Я это понял, едва ознакомился с отчетностью, в которой яснее ясного читалась угроза всем моим планам. Достаточно было взять минимальную оплату воина в моем войске — это три обола в день! Значит, тысяча воинов в год обойдется в тридцать талантов серебра, а пятьдесят тысяч — уже в полторы тысячи талантов. Эта сумма практически равнялась тому, что я рассчитывал найти в царской сокровищнице в Сузах. В таких условиях ни о каком перевооружении и реорганизации и речи быть не могло. Какие уж тут проекты, если финансов едва хватает на жалованье и жратву, а ведь в некоторых подразделениях договора предусматривали оплату по пять-шесть оболов в день!

«Ну вот и как Олимпийским богам угодить тебе! — съеронизировал я тогда. — То плачешь, что у тебя слишком маленькое войско, то жалуешься, что его слишком много!»

В общем, в тот момент я встал перед неразрешимой дилеммой. Преследовать Антигона так же самоубийственно, как и не преследовать! Причины разные, но суть одна: и тот и другой путь несут в себе очень высокие риски провала.

Я все-таки выбрал тот, в котором останавливаюсь на год, а может и побольше, для организации устойчивой вертикали власти и реформирования войска, и это значило, что значительную часть армии нужно было срочно распускать. На этом пути тоже имелись скрытые угрозы. Основная из них заключалась в опасности не собрать это войско вновь в момент острой необходимости, но это были задачи уже завтрашнего дня.

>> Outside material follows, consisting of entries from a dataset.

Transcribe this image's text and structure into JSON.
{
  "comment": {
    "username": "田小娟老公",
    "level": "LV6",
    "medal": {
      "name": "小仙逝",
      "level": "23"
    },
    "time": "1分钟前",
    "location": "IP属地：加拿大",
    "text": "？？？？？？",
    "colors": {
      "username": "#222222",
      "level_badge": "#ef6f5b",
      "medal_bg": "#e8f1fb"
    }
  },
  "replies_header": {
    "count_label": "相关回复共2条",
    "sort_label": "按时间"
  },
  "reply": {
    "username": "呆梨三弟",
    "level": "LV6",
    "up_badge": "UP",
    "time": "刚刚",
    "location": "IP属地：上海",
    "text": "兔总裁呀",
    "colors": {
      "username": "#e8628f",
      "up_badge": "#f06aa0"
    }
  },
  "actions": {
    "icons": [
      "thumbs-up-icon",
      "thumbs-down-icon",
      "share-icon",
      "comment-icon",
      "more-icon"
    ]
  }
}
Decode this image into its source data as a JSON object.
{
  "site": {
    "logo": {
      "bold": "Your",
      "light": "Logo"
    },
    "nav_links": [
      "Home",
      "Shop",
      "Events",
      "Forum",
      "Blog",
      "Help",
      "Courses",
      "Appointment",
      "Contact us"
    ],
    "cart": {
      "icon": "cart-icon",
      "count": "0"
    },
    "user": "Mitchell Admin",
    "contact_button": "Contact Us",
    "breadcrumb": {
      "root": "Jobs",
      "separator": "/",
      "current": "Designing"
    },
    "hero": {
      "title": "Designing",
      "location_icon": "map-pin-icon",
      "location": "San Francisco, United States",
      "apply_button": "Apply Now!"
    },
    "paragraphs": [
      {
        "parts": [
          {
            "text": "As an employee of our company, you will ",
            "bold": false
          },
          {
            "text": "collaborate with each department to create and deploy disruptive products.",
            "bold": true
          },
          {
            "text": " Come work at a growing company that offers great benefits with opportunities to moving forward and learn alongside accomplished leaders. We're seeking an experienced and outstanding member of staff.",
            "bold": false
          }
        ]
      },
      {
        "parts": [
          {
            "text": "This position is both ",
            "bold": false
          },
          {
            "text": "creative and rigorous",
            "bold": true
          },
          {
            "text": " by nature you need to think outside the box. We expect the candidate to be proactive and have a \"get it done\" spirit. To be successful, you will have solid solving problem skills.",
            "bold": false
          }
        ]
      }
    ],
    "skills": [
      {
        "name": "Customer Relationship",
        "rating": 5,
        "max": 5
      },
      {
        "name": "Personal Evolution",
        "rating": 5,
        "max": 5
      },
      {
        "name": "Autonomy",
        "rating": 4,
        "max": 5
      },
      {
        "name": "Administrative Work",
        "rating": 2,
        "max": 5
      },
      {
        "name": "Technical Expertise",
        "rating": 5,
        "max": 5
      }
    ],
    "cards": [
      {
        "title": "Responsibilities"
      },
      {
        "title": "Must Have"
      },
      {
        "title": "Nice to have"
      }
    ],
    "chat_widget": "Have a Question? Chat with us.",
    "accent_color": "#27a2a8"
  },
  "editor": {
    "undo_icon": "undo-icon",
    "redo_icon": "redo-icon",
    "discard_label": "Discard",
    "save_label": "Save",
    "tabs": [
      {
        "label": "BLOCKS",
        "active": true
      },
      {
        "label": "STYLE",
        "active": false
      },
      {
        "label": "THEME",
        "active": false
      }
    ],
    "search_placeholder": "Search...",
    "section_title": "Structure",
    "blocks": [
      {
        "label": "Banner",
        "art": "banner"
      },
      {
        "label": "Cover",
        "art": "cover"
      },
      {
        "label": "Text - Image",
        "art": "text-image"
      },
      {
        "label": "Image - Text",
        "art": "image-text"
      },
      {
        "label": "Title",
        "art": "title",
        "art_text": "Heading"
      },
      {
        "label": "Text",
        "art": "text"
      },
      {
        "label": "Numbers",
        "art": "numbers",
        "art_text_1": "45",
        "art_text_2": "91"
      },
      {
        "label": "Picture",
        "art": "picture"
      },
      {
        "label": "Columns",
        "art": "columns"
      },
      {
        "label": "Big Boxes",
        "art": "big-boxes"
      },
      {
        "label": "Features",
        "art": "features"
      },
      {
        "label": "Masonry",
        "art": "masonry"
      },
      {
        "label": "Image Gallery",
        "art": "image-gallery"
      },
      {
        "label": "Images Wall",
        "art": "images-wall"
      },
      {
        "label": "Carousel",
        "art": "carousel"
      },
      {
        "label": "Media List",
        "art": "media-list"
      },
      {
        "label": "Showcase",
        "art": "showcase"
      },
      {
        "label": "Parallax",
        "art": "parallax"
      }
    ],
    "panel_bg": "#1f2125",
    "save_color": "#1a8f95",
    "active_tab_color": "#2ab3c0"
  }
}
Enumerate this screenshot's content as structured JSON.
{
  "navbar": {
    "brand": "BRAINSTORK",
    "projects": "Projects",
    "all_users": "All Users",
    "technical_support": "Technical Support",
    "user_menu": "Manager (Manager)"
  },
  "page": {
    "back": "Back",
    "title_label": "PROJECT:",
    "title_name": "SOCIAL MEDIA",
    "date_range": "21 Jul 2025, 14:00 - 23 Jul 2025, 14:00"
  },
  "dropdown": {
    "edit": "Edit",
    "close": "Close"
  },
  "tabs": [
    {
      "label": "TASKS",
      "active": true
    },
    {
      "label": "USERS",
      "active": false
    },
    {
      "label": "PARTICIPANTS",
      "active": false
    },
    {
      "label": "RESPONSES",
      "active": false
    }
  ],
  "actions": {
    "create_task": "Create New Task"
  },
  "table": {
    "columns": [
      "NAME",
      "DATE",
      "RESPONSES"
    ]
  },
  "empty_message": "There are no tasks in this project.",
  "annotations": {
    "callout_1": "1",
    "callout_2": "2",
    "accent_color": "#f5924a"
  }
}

Однако их решение следовало закладывать с первого же дня, и голова у меня просто пухла от тяжелых мыслей. В общем, я не нашел ничего лучше, как прикомандировать к каждому отъезжающему сатрапу своего комиссара.

«Времена меняются, а методы те же! — вздохнул я тогда. — Какая революция без комиссаров в пыльных шлемах!»

Поскольку идеологической составляющей не существовало, то сам по себе комиссарский чин веса не имел. Всем моим представителям требовалась солидная должность. Обмозговав всё как следует и посовещавшись с Энеем, я выбрал из своих стрелков десять десятников и всучил их сатрапам в ранге гиппархов особых подразделений конницы, которые ещё предстояло нанять в их сатрапиях.

Таким ходом я убивал сразу двух зайцев! Приставлял к каждому сатрапу своего человека, дабы иметь глаза и уши среди моих «верных соратников», и, создавая новую должность, избегал конфликта интересов с прежней служилой аристократией.

Каждый десятник для большего веса прикомандировывался со своим десятком, на базе которого им следовало формировать новую конницу. Я понимал, что без денег они никого там не наймут и ничего не создадут, но это уже было вторично. Главная их задача заключалась в слежке за тем, чтобы сатрапы не забывали, что они всего лишь сатрапы, и не уклонялись от основного своего долга — верности царю! Решение вопроса с деньгами я оставил на тот момент, когда они появятся у меня самого.

За всеми этими желаниями минимизировать расходы я всё же не забывал о главном. Я царь ровно до тех пор, пока у меня есть армия! Поэтому о роспуске всего войска речи не шло. Я всё-таки не сумасшедший! Финансы финансами, а безопасность — прежде всего!

Распуская войска сатрапов, я оставлял у себя те подразделения, которые распускать было нельзя ни при каких обстоятельствах. Я говорю о тех двенадцати тысячах пехоты и около шести тысячах конницы, что перешли ко мне от Антигона.

Это уже само по себе было немалым войском; правда, из этого числа пришлось выдать вновь назначенному сатрапу Мидии Фарнабазу четыре тысячи мидийской конницы и столько же пехоты с целью выдворить из Мидии и Парфии ставленников Антигона и навести там порядок.

Другим сатрапам я подкреплений не давал, а наоборот, даже состриг с них немного шерсти. Так, Эвдам, отправившись со всем своим войском домой, в Гандару или Индию, как еще называли эту сатрапию, оставил мне своих боевых слонов с погонщиками и обслугой. С сатрапов Бактрии и Согдианы я взял по две тысячи всадников. Со всех остальных набралась еще тысяча. Так что вместе с персидской конницей Феспия у меня в Сузах набралось десять тысяч самой разной кавалерии, не считая моей личной агемы. Пехоты оказалось еще больше — почти шестнадцать тысяч. Причем я забрал себе лучшие соединения из тех, что сражались под Габиеной, такие как аргираспиды, греческие наемники, персидские фалангиты и доставшийся от Антигона македонский таксис.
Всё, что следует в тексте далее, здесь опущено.